The study of 1,819 people, with a median follow-up of 5.1 years after exposure to anesthesia, and four cognitive assessments found a subtle decline in cognitive z scores that were 0.2 standard deviations more than expected from aging alone (Br J Anaesth 2018;121:398-405).
“I was surprised by this finding because our previous studies of older adults undergoing surgery with general anesthesia showed a lack of association between anesthetic exposure and permanent cognitive impairment,” said principal investigator Juraj Sprung, MD, PhD, a professor of anesthesiology and consultant in the Department of Anesthesiology and Perioperative Medicine at Mayo Clinic College of Medicine and Science, in Rochester, Minn.
“On the other spectrum of life, we occasionally hear anecdotal reports from relatives of older patients who state that their family member was never the same person after undergoing anesthesia,” Dr. Sprung said.

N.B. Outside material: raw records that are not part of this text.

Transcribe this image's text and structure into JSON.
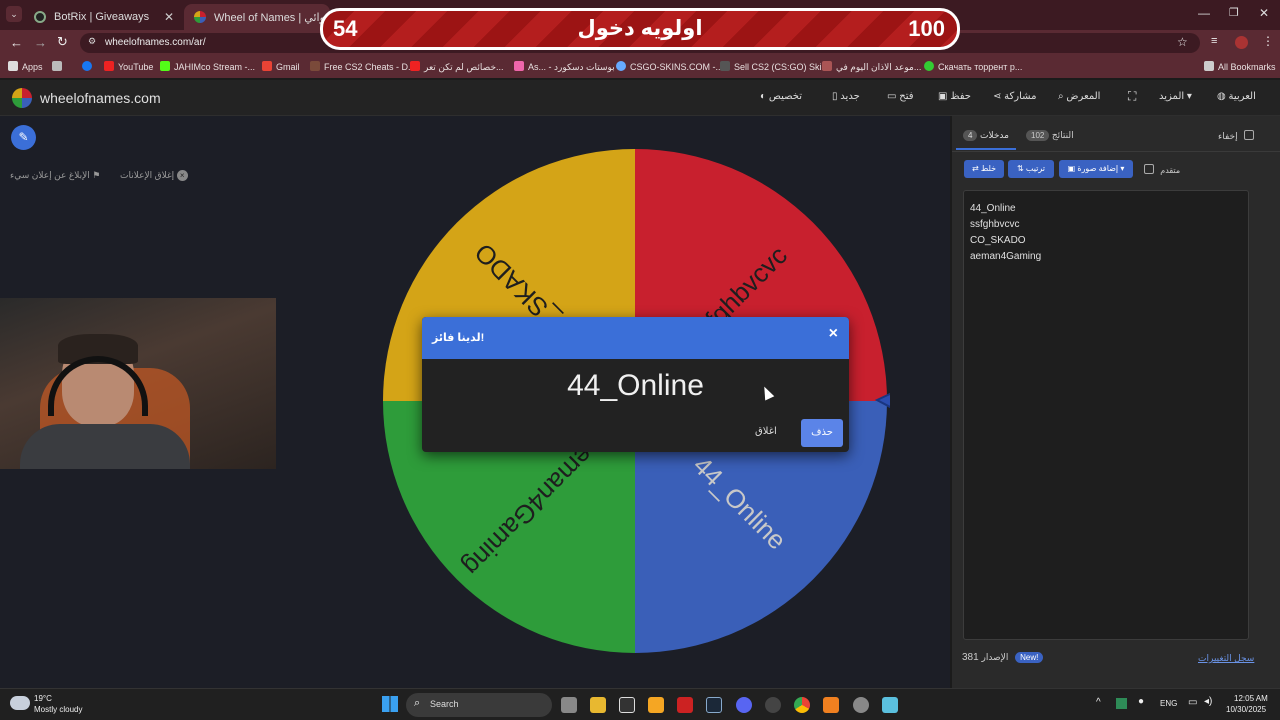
{
  "browser": {
    "tabs": [
      {
        "title": "BotRix | Giveaways",
        "active": false
      },
      {
        "title": "Wheel of Names | العشوائي",
        "active": true
      }
    ],
    "url": "wheelofnames.com/ar/",
    "bookmarks": [
      "Apps",
      "YouTube",
      "JAHIMco Stream -...",
      "Gmail",
      "Free CS2 Cheats - D...",
      "خصائص لم تكن تعر...",
      "As... - بوستات دسكورد",
      "CSGO-SKINS.COM -...",
      "Sell CS2 (CS:GO) Ski...",
      "موعد الاذان اليوم في...",
      "Скачать торрент р..."
    ],
    "all_bookmarks": "All Bookmarks"
  },
  "overlay": {
    "left_number": "54",
    "title": "اولويه دخول",
    "right_number": "100"
  },
  "site": {
    "logo_text": "wheelofnames.com",
    "nav": {
      "customize": "تخصيص",
      "new": "جديد",
      "open": "فتح",
      "save": "حفظ",
      "share": "مشاركة",
      "gallery": "المعرض",
      "more": "المزيد",
      "language": "العربية"
    }
  },
  "ads": {
    "close_ads": "إغلاق الإعلانات",
    "report_ad": "الإبلاغ عن إعلان سيء"
  },
  "wheel": {
    "segments": [
      {
        "label": "ssfghbvcvc",
        "color": "#c8202e"
      },
      {
        "label": "44_Online",
        "color": "#3a5fb8"
      },
      {
        "label": "aeman4Gaming",
        "color": "#2e9c3a"
      },
      {
        "label": "CO_SKADO",
        "color": "#d4a417"
      }
    ]
  },
  "dialog": {
    "title": "لدينا فائز!",
    "winner": "44_Online",
    "remove_label": "حذف",
    "close_label": "اغلاق",
    "close_icon": "×"
  },
  "panel": {
    "tab_entries": "مدخلات",
    "tab_entries_count": "4",
    "tab_results": "النتائج",
    "tab_results_count": "102",
    "hide_label": "إخفاء",
    "shuffle": "خلط",
    "sort": "ترتيب",
    "add_image": "إضافة صورة",
    "advanced": "متقدم",
    "entries": [
      "44_Online",
      "ssfghbvcvc",
      "CO_SKADO",
      "aeman4Gaming"
    ],
    "version_label": "الإصدار",
    "version_number": "381",
    "new_badge": "New!",
    "changelog": "سجل التغييرات"
  },
  "taskbar": {
    "temp": "19°C",
    "weather": "Mostly cloudy",
    "search_placeholder": "Search",
    "lang": "ENG",
    "time": "12:05 AM",
    "date": "10/30/2025"
  }
}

“However, most of these early observational studies found no association between exposure to anesthesia and brain function,” Dr. Sprung said.
The current study, which began in 2004, enrolled people between the ages of 70 and 89 years. Overall, 67% of participants (n=1,218) had been exposed to at least one general anesthetic and surgery or procedure in the 20-year period before their index cognitive assessment, whereas 50% of study patients had at least one exposure in the past 10 years and 33% in the past five years. Patients with previous exposure mainly were male and had a higher comorbidity index.

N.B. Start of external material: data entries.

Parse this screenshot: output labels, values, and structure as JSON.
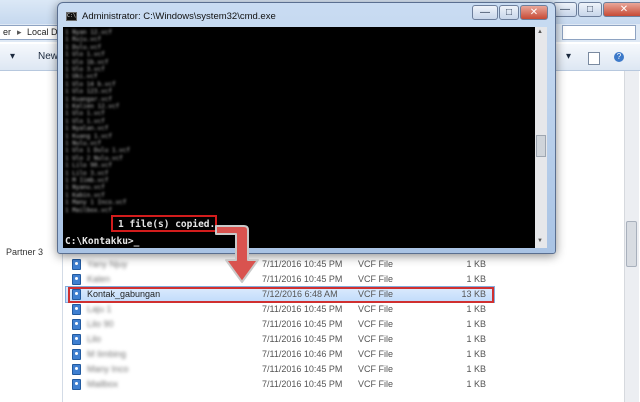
{
  "explorer": {
    "address": {
      "crumb_1": "er",
      "separator": "▸",
      "crumb_2": "Local Di"
    },
    "toolbar": {
      "organize_arrow": "▾",
      "new_folder_label": "New",
      "view_arrow": "▾"
    },
    "nav": {
      "partner_label": "Partner 3"
    },
    "files": [
      {
        "name": "Yany Njuy",
        "date": "7/11/2016 10:45 PM",
        "type": "VCF File",
        "size": "1 KB",
        "blurred": true
      },
      {
        "name": "Kalen",
        "date": "7/11/2016 10:45 PM",
        "type": "VCF File",
        "size": "1 KB",
        "blurred": true
      },
      {
        "name": "Kontak_gabungan",
        "date": "7/12/2016 6:48 AM",
        "type": "VCF File",
        "size": "13 KB",
        "blurred": false,
        "selected": true
      },
      {
        "name": "Laju 1",
        "date": "7/11/2016 10:45 PM",
        "type": "VCF File",
        "size": "1 KB",
        "blurred": true
      },
      {
        "name": "Lilo 90",
        "date": "7/11/2016 10:45 PM",
        "type": "VCF File",
        "size": "1 KB",
        "blurred": true
      },
      {
        "name": "Lilo",
        "date": "7/11/2016 10:45 PM",
        "type": "VCF File",
        "size": "1 KB",
        "blurred": true
      },
      {
        "name": "M Iimbing",
        "date": "7/11/2016 10:46 PM",
        "type": "VCF File",
        "size": "1 KB",
        "blurred": true
      },
      {
        "name": "Many Inco",
        "date": "7/11/2016 10:45 PM",
        "type": "VCF File",
        "size": "1 KB",
        "blurred": true
      },
      {
        "name": "Mailbox",
        "date": "7/11/2016 10:45 PM",
        "type": "VCF File",
        "size": "1 KB",
        "blurred": true
      }
    ]
  },
  "window_buttons": {
    "minimize": "—",
    "maximize": "□",
    "close": "✕"
  },
  "cmd": {
    "icon_text": "C:\\",
    "title": "Administrator: C:\\Windows\\system32\\cmd.exe",
    "blurred_lines": [
      "1 Nyan 12.vcf",
      "1 Ruju.vcf",
      "1 Dulu.vcf",
      "1 Ulo 1.vcf",
      "1 Ulo 1b.vcf",
      "1 Ulo 3.vcf",
      "1 Uki.vcf",
      "1 Ulo 14 b.vcf",
      "1 Ulo 123.vcf",
      "1 Kuangar.vcf",
      "1 Kalien 12.vcf",
      "1 Ulo 1.vcf",
      "1 Ulo 1.vcf",
      "1 Nyalan.vcf",
      "1 Kuang 1.vcf",
      "1 Nulu.vcf",
      "1 Ulo 1 Dulu 1.vcf",
      "1 Ulo 2 Nulu.vcf",
      "1 Lilo 90.vcf",
      "1 Lilo 3.vcf",
      "1 M Iimb.vcf",
      "1 Nyanu.vcf",
      "1 Kabin.vcf",
      "1 Many 1 Inco.vcf",
      "1 Mailbox.vcf"
    ],
    "copied_message": "1 file(s) copied.",
    "prompt": "C:\\Kontakku>_",
    "scroll_up": "▲",
    "scroll_down": "▼"
  }
}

Small Effect, Not Necessarily Attributable to Anesthesia
The study found that cognitive decline occurred in the memory and executive function domains. “These two domains are the same that first decline with normative aging and Alzheimer’s disease pathology,” Dr. Sprung said.

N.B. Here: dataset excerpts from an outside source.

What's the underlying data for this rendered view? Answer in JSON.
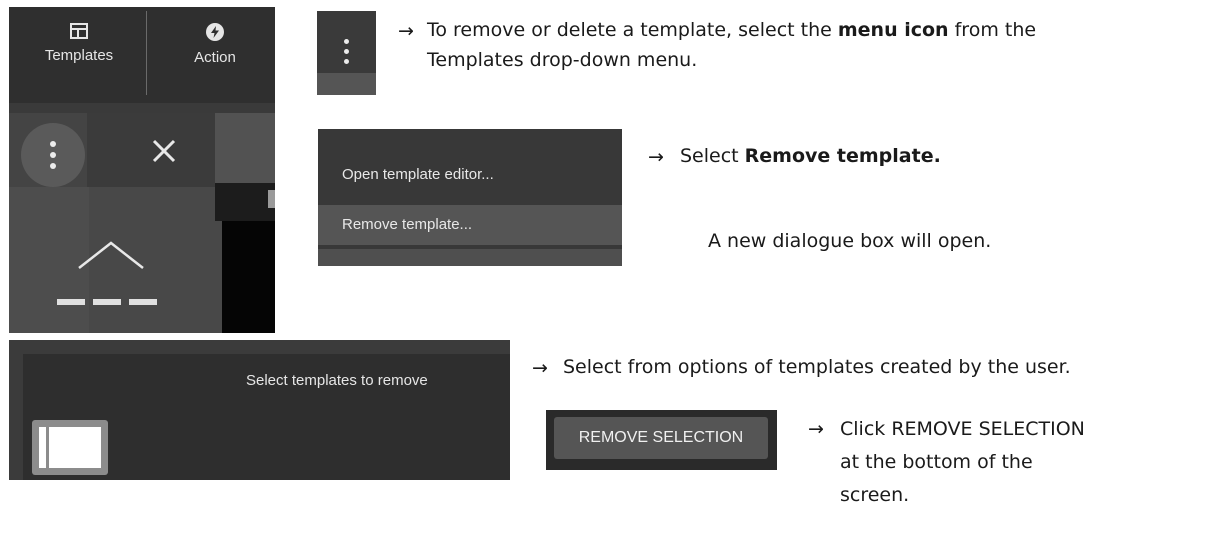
{
  "toolbar": {
    "templates_label": "Templates",
    "action_label": "Action",
    "templates_icon": "template-grid-icon",
    "action_icon": "bolt-icon"
  },
  "panel": {
    "kebab_icon": "kebab-menu-icon",
    "close_icon": "close-icon",
    "chevron_icon": "chevron-up-icon"
  },
  "context_menu": {
    "items": [
      "Open template editor...",
      "Remove template..."
    ],
    "highlighted_item": "Remove template..."
  },
  "dialog": {
    "title": "Select templates to remove"
  },
  "remove_button": {
    "label": "REMOVE SELECTION"
  },
  "instructions": {
    "arrow": "→",
    "step1": {
      "before": "To remove or delete a template, select the ",
      "bold": "menu icon",
      "after": " from the",
      "line2": "Templates drop-down menu."
    },
    "step2": {
      "before": "Select ",
      "bold": "Remove template."
    },
    "step2_note": "A new dialogue box will open.",
    "step3": "Select from options of templates created by the user.",
    "step4": {
      "line1": "Click REMOVE SELECTION",
      "line2": "at the bottom of the",
      "line3": "screen."
    }
  },
  "colors": {
    "ui_dark": "#2f2f2f",
    "ui_mid": "#444444",
    "menu_highlight": "#555555",
    "text_light": "#e8e8e8"
  }
}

Quantitatively, the extent of the effect that can be attributed to anesthesia and surgery was small. For a person with no prior exposure but with exposure after enrollment, the decline in cognitive function over a five-year period after exposure was 0.2 standard deviations below the normative means for the expected decline as a result of aging.
“The study did not pinpoint anesthesia as the primary culprit,” Dr. Sprung said. “We accounted for numerous risk factors, including comorbidities known to be associated with cognitive decline. However, there is always the possibility for the presence of unknown confounding factors that remained unaccounted.”
Dr. Sprung stressed it is not possible to determine whether anesthesia, surgery itself, or the underlying conditions necessitating surgery caused the decline.
Based on the study results, he recommended that clinicians not change their practice habits. “I do not think we have any alternatives, because if a patient needs surgery, he also needs anesthesia.”
Nonetheless, patients and their families should be informed about a potential risk for cognitive decline. As for proceeding with surgery, “that is a matter of medical indication, and ultimately the patient and provider must agree on how to proceed,” Dr. Sprung said. “In instances where surgery is not absolutely needed or alternative treatments are available, other options should be considered, especially in older individuals with preexisting cognitive impairment.”
It has been shown that if a person is close to the threshold at which cognitive impairment becomes manifest, exposure to anesthesia and surgery can tip that patient over the limit. “In some individuals, this decline may be permanent. Therefore, both patient and family should be informed of this possibility,” Dr. Sprung said.
According to Dr. Sprung, presurgery testing for cognitive ability would be helpful in determining the patient’s preoperative cognitive level and could help to pinpoint those patients who are more likely to have impairment after anesthesia. He noted that the American Geriatrics Society endorses routine preoperative evaluations of elderly individuals, but that initiative has not been routinely implemented.
Dr. Sprung emphasized that the change in ability after exposure to anesthesia and surgery at older ages is very minimal. “For a fully cognitively normal person, this change induced by anesthesia and surgery would probably not be visible during the remainder of his or her lifetime,” he said.